Your home to over 150,000 silly Facebook statuses! Find the perfect witty, silly, or downright funny status to share with your friends and family. Check in daily for fresh updates!
Just made a bunch of money by standing outside a party and charging $3 to enter ... I don`t even know who`s party it was!
A walk in the woods helps me relax and release tension. The fact that I am dragging a body should be entirely irrelevant.
My new years resolution was to lose 30 pounds by the end of summer. I`ve only got 40 pounds to go.
One of the greatest things about owning a dog is how happy they are to see you even though you just stepped out of the house for 30 seconds.
North West? Im confused i thought Kim Kardashian gave birth to a child not a compass
Damn you auto correct mind your business.
If you scream in a library, people just look at you funny. If you scream on an airplane, everyone joins in.
You know youβre ugly when it comes to a group picture and they hand you the camera.
How dare you incinerate that I don`t know big words.

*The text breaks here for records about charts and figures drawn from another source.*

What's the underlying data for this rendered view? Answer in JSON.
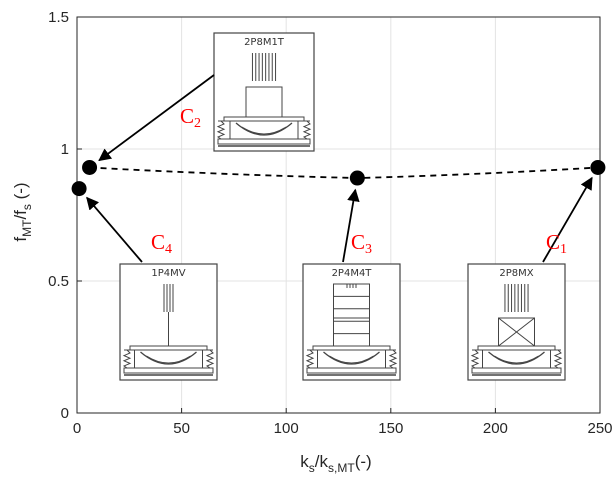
{
  "colors": {
    "grid": "#e3e3e3",
    "axis": "#262626",
    "marker": "#000000",
    "arrow": "#000000",
    "annotation": "#ff0000",
    "inset_stroke": "#444444",
    "inset_fill": "#ffffff"
  },
  "chart_data": {
    "type": "scatter",
    "title": "",
    "xlabel": {
      "main": "k",
      "sub1": "s",
      "mid": "/k",
      "sub2": "s,MT",
      "tail": "(-)"
    },
    "ylabel": {
      "main": "f",
      "sub1": "MT",
      "mid": "/f",
      "sub2": "s",
      "tail": " (-)"
    },
    "xlim": [
      0,
      250
    ],
    "ylim": [
      0,
      1.5
    ],
    "xticks": [
      0,
      50,
      100,
      150,
      200,
      250
    ],
    "yticks": [
      0,
      0.5,
      1,
      1.5
    ],
    "xtick_labels": [
      "0",
      "50",
      "100",
      "150",
      "200",
      "250"
    ],
    "ytick_labels": [
      "0",
      "0.5",
      "1",
      "1.5"
    ],
    "grid": true,
    "points": [
      {
        "id": "C4",
        "x": 1,
        "y": 0.85
      },
      {
        "id": "C2",
        "x": 6,
        "y": 0.93
      },
      {
        "id": "C3",
        "x": 134,
        "y": 0.89
      },
      {
        "id": "C1",
        "x": 249,
        "y": 0.93
      }
    ],
    "dashed_connection": [
      "C2",
      "C3",
      "C1"
    ],
    "annotations": [
      {
        "id": "C1",
        "letter": "C",
        "number": "1",
        "inset": "2P8MX",
        "type": "x"
      },
      {
        "id": "C2",
        "letter": "C",
        "number": "2",
        "inset": "2P8M1T",
        "type": "t"
      },
      {
        "id": "C3",
        "letter": "C",
        "number": "3",
        "inset": "2P4M4T",
        "type": "stack"
      },
      {
        "id": "C4",
        "letter": "C",
        "number": "4",
        "inset": "1P4MV",
        "type": "v"
      }
    ]
  }
}
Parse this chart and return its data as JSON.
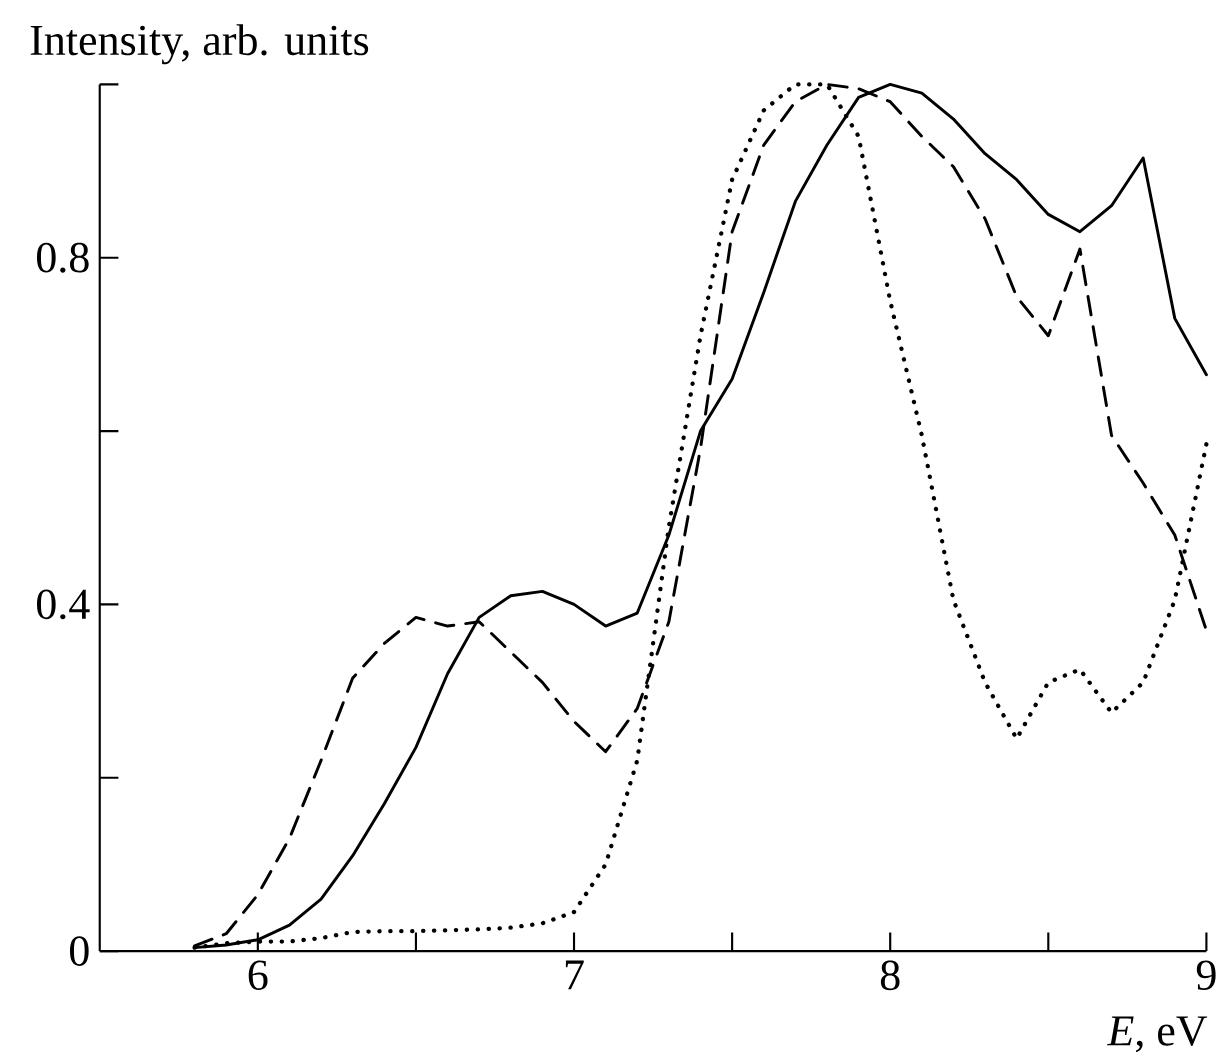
{
  "chart_data": {
    "type": "line",
    "ylabel": "Intensity, arb. units",
    "xlabel": "*E*, eV",
    "xlim": [
      5.5,
      9
    ],
    "ylim": [
      0,
      1
    ],
    "xticks": [
      6,
      {
        "value": 6.5,
        "label": null
      },
      7,
      {
        "value": 7.5,
        "label": null
      },
      8,
      {
        "value": 8.5,
        "label": null
      },
      9
    ],
    "yticks": [
      0,
      {
        "value": 0.2,
        "label": null
      },
      0.4,
      {
        "value": 0.6,
        "label": null
      },
      0.8,
      {
        "value": 1.0,
        "label": null
      }
    ],
    "grid": false,
    "marker": "none",
    "x": [
      5.8,
      5.9,
      6.0,
      6.1,
      6.2,
      6.3,
      6.4,
      6.5,
      6.6,
      6.7,
      6.8,
      6.9,
      7.0,
      7.1,
      7.2,
      7.3,
      7.4,
      7.5,
      7.6,
      7.7,
      7.8,
      7.9,
      8.0,
      8.1,
      8.2,
      8.3,
      8.4,
      8.5,
      8.6,
      8.7,
      8.8,
      8.9,
      9.0
    ],
    "series": [
      {
        "color": "#000000",
        "line_style": "solid",
        "values": [
          0.004,
          0.007,
          0.013,
          0.03,
          0.06,
          0.11,
          0.17,
          0.235,
          0.32,
          0.385,
          0.41,
          0.415,
          0.4,
          0.375,
          0.39,
          0.48,
          0.6,
          0.66,
          0.76,
          0.865,
          0.93,
          0.985,
          1.0,
          0.99,
          0.96,
          0.92,
          0.89,
          0.85,
          0.83,
          0.86,
          0.915,
          0.73,
          0.665
        ]
      },
      {
        "color": "#000000",
        "line_style": "dashed",
        "values": [
          0.006,
          0.02,
          0.065,
          0.13,
          0.22,
          0.315,
          0.355,
          0.385,
          0.375,
          0.38,
          0.345,
          0.31,
          0.265,
          0.23,
          0.28,
          0.38,
          0.58,
          0.83,
          0.93,
          0.98,
          1.0,
          0.995,
          0.98,
          0.94,
          0.905,
          0.845,
          0.755,
          0.71,
          0.81,
          0.595,
          0.54,
          0.48,
          0.37
        ]
      },
      {
        "color": "#000000",
        "line_style": "dotted",
        "values": [
          0.004,
          0.009,
          0.011,
          0.011,
          0.015,
          0.022,
          0.023,
          0.023,
          0.024,
          0.025,
          0.027,
          0.032,
          0.045,
          0.1,
          0.22,
          0.49,
          0.71,
          0.89,
          0.97,
          1.0,
          1.0,
          0.94,
          0.75,
          0.595,
          0.405,
          0.31,
          0.245,
          0.31,
          0.325,
          0.275,
          0.31,
          0.405,
          0.585
        ]
      }
    ]
  }
}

The best part about being an adult is, nobody can tell you, you can`t have ice cream for breakfast.
My wife is great at multitasking. She can be mad at me for five different things at the same time.
My mom told me to follow my dreams. So I took a nap.
When someone says "Happy New Years" I wonder, how many years are they talking about?
Ghetto Word of the Day: Window "Imma pay my baby mamma her child support. I just donβt know window".
Despite its name, Gatorade is pretty much fatal to alligators. Iβm not allowed to volunteer at the zoo anymore.